Une demande précise donne un devis plus fiable

Comparez des prestations adaptées aux tâches dont vous avez réellement besoin

Indiquez les interventions souhaitées, leur fréquence et les horaires utiles pour obtenir des propositions comparables.

Quelles aides peuvent réduire le reste à charge ?

Selon l’autonomie, l’âge, les ressources et la situation, le financement peut notamment mobiliser l’APA à domicile, une aide ménagère du département, une caisse de retraite ou une complémentaire santé. Le portail national précise également qu’un crédit d’impôt peut s’appliquer aux dépenses de services à la personne, après déduction des aides reçues.

Le financement ne couvre pas nécessairement toutes les tâches de la même façon. Le petit bricolage ou le jardinage peuvent, par exemple, relever des services à la personne et ouvrir droit à un avantage fiscal sous conditions, sans être financés par l’APA. Avant de signer, demandez au service une estimation du coût total, des aides mobilisables et du reste à payer.

Questions fréquentes

Une aide à domicile peut-elle faire la toilette ?

Elle peut accompagner une toilette quotidienne non médicalisée lorsque cette mission est prévue et que ses compétences correspondent au besoin. Un soin de plaie, une injection, un pansement ou une surveillance clinique relève d’un professionnel de santé.

Peut-elle préparer et donner les médicaments ?

L’aide à la prise peut être possible sous les conditions prévues par la prescription et le protocole, lorsque le mode de prise ne présente pas de difficulté particulière. Il faut faire valider cette organisation par le service. L’intervenant ne modifie jamais la dose ou le traitement.

Peut-elle accompagner une personne chez le médecin ?

L’accompagnement à un rendez-vous peut faire partie de la prestation. Il faut préciser le moyen de transport, le temps d’attente, les frais de déplacement et la présence souhaitée pendant la consultation. L’aide à domicile ne prend pas de décision médicale à la place de la personne.

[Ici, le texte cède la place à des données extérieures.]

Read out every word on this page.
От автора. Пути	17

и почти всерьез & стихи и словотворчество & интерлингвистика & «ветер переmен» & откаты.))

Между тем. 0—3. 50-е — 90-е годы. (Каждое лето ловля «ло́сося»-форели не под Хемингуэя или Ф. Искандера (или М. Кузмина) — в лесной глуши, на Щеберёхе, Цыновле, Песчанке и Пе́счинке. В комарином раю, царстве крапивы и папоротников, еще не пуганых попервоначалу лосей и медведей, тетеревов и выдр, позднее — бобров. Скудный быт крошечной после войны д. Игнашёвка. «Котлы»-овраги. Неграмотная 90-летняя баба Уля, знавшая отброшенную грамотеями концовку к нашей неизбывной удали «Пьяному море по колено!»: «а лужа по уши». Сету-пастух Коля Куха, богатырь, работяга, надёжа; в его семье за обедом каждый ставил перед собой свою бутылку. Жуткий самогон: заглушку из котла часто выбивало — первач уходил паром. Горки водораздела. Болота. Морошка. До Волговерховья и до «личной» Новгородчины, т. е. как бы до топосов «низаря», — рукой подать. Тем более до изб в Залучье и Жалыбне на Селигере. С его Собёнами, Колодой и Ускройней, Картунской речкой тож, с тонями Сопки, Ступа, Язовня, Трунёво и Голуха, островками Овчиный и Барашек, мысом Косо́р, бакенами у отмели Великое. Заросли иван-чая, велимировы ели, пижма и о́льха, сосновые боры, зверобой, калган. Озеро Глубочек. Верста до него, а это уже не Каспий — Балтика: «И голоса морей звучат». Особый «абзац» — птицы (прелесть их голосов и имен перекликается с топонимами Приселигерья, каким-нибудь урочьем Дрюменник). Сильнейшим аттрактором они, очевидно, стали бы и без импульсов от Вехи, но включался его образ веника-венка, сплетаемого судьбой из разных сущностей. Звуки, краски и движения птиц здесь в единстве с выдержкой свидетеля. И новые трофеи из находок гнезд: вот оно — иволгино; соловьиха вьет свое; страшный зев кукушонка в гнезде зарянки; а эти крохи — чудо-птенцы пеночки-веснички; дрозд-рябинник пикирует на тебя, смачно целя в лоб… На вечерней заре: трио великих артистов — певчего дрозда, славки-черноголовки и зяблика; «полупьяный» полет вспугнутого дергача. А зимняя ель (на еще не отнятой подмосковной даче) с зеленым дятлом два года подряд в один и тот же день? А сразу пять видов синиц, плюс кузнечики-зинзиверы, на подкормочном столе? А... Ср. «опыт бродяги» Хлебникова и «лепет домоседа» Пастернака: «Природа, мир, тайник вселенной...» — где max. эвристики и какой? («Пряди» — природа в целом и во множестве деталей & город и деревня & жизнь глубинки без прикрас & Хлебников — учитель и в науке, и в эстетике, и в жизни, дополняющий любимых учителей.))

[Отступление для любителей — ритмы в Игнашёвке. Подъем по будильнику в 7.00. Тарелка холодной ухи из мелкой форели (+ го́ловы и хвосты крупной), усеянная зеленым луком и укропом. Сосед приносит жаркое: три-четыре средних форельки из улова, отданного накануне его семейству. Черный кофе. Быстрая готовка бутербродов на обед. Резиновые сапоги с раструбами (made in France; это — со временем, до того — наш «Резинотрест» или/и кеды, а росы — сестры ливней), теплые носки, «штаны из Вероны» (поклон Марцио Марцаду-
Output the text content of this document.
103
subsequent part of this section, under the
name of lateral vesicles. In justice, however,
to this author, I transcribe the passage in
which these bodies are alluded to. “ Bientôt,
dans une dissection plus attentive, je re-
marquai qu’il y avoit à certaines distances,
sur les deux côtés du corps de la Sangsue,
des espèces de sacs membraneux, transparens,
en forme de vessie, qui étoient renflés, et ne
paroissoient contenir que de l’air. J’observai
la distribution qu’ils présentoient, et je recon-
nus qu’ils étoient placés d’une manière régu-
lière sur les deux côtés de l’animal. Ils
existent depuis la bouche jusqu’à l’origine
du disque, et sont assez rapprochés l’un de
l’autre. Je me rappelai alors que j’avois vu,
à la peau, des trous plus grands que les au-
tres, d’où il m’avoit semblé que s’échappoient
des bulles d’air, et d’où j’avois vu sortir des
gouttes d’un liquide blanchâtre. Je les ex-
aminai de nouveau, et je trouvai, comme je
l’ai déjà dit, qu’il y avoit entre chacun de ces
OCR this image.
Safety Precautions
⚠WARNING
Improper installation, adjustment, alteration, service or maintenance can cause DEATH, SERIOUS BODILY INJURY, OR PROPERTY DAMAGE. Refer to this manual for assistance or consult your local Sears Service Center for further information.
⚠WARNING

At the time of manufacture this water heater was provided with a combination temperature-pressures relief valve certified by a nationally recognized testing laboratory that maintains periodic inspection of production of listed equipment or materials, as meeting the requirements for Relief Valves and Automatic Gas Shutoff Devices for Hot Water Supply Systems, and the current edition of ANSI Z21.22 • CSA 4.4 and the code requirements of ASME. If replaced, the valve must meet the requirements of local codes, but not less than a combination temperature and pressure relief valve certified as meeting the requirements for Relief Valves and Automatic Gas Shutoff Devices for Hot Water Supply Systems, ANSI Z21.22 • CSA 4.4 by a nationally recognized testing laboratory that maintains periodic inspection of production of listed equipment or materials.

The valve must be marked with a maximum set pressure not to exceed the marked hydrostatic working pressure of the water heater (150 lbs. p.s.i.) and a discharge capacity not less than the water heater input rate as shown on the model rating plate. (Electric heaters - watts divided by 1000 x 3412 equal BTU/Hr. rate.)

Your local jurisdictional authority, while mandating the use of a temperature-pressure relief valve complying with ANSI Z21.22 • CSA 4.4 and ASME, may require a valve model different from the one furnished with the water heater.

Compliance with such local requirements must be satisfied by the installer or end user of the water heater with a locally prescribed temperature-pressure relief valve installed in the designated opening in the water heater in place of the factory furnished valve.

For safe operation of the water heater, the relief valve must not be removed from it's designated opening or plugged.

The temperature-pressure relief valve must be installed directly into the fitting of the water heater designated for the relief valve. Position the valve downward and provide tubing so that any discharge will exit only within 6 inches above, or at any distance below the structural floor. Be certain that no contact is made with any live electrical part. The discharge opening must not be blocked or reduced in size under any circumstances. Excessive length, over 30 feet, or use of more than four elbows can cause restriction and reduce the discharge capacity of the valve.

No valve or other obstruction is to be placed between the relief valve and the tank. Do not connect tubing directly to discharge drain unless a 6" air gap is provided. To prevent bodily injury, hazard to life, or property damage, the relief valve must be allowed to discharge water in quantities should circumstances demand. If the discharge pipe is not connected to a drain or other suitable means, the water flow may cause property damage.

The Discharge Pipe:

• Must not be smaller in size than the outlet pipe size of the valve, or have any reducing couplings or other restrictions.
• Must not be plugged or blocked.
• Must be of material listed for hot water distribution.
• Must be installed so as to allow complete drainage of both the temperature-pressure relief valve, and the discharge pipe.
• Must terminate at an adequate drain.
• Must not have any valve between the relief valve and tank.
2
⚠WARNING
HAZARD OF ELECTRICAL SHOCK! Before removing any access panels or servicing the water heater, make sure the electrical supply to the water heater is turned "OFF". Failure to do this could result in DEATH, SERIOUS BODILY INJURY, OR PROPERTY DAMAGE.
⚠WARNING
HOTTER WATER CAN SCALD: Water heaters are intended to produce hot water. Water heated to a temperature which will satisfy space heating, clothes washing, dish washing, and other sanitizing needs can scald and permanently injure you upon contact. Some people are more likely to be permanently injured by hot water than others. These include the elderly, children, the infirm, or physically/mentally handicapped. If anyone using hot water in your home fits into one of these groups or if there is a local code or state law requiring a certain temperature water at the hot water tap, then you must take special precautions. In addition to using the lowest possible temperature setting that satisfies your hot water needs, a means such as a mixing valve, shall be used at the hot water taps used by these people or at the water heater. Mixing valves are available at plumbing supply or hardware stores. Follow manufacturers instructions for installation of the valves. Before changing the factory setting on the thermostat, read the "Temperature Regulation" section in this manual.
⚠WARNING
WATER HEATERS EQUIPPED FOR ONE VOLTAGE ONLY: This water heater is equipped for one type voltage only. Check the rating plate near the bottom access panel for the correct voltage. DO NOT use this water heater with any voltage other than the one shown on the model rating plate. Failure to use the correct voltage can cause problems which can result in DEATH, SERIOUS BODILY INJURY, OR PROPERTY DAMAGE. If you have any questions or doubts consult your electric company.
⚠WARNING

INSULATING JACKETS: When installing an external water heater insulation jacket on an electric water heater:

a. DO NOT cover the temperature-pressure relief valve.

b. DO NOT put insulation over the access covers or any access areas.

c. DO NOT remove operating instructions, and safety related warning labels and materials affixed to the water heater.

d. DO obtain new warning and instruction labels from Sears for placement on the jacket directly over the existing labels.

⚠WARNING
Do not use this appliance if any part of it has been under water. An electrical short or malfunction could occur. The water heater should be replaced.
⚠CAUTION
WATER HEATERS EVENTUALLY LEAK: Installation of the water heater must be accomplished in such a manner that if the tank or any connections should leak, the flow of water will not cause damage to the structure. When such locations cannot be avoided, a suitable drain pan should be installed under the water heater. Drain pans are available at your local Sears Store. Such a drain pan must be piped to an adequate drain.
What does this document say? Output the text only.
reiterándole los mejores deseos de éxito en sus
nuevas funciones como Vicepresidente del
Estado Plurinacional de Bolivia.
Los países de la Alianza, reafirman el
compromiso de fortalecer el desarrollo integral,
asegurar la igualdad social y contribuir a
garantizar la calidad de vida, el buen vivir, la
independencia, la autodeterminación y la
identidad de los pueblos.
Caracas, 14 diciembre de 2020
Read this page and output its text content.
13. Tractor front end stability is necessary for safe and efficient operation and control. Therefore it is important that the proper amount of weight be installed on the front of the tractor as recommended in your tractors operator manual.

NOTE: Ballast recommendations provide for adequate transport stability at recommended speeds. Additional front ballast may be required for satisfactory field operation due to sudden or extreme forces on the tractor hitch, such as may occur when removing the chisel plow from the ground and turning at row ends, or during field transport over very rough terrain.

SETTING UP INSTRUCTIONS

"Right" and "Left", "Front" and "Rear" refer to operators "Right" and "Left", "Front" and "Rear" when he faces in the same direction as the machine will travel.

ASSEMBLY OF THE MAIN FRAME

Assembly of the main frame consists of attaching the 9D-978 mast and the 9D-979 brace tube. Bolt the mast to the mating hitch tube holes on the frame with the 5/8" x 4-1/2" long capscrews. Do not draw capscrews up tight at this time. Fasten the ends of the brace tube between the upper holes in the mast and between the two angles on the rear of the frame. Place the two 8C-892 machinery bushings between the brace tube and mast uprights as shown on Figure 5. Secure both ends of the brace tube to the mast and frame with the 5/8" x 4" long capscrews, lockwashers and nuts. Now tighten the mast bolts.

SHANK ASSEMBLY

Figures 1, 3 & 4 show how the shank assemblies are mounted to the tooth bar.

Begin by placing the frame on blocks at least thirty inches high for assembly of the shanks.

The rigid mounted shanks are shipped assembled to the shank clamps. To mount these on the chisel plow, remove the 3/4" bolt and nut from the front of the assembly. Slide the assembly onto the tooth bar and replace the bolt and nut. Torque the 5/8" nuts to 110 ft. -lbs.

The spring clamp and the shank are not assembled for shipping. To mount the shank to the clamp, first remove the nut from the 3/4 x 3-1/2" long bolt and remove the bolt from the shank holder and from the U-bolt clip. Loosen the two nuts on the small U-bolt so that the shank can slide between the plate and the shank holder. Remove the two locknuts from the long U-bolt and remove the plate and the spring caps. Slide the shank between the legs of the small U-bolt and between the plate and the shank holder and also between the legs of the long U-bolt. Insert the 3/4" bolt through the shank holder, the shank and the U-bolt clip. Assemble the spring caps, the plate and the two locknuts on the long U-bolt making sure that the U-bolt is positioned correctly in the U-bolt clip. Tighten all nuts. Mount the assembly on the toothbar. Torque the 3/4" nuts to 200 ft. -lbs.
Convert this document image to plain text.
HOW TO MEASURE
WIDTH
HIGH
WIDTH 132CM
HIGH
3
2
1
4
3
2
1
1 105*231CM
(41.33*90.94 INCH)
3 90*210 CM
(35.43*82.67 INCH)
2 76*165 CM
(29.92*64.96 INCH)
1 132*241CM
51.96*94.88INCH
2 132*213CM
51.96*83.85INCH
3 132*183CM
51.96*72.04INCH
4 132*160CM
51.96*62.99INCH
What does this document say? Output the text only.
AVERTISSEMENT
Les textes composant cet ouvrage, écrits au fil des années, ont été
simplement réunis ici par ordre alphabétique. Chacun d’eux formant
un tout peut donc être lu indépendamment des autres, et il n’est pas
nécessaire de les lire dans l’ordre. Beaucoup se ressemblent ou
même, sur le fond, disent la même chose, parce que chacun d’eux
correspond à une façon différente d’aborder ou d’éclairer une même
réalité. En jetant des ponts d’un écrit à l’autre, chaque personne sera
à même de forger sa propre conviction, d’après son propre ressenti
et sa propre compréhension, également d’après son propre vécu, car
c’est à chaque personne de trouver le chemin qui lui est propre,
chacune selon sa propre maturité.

Peut-elle utiliser la carte bancaire pour faire les courses ?

Le mode de paiement doit être défini avec le service et permettre de conserver des justificatifs. Ne communiquez pas le code confidentiel de la carte. Privilégiez la solution formalisée par l’organisme et demandez comment les dépenses sont tracées.

Le jardinage et le bricolage sont-ils compris ?

Pas automatiquement. Ces activités peuvent être proposées comme prestations distinctes de services à la personne. Elles ne relèvent pas nécessairement du contrat d’aide à l’autonomie et ne bénéficient pas des mêmes financements.

Une aide à domicile peut-elle intervenir la nuit ou le dimanche ?

Certains services proposent des interventions le soir, le week-end, les jours fériés ou une présence de nuit, mais cette disponibilité n’est pas générale. Demandez les horaires couverts, les majorations, le délai de mise en place et la solution prévue en cas d’absence.

Combien d’heures faut-il prévoir ?

Il n’existe pas de volume valable pour tout le monde. Le nombre d’heures dépend des tâches, du rythme, des capacités de la personne, de la configuration du logement et de l’aide déjà apportée par les proches. Une évaluation à domicile permet d’éviter un forfait trop court ou mal réparti.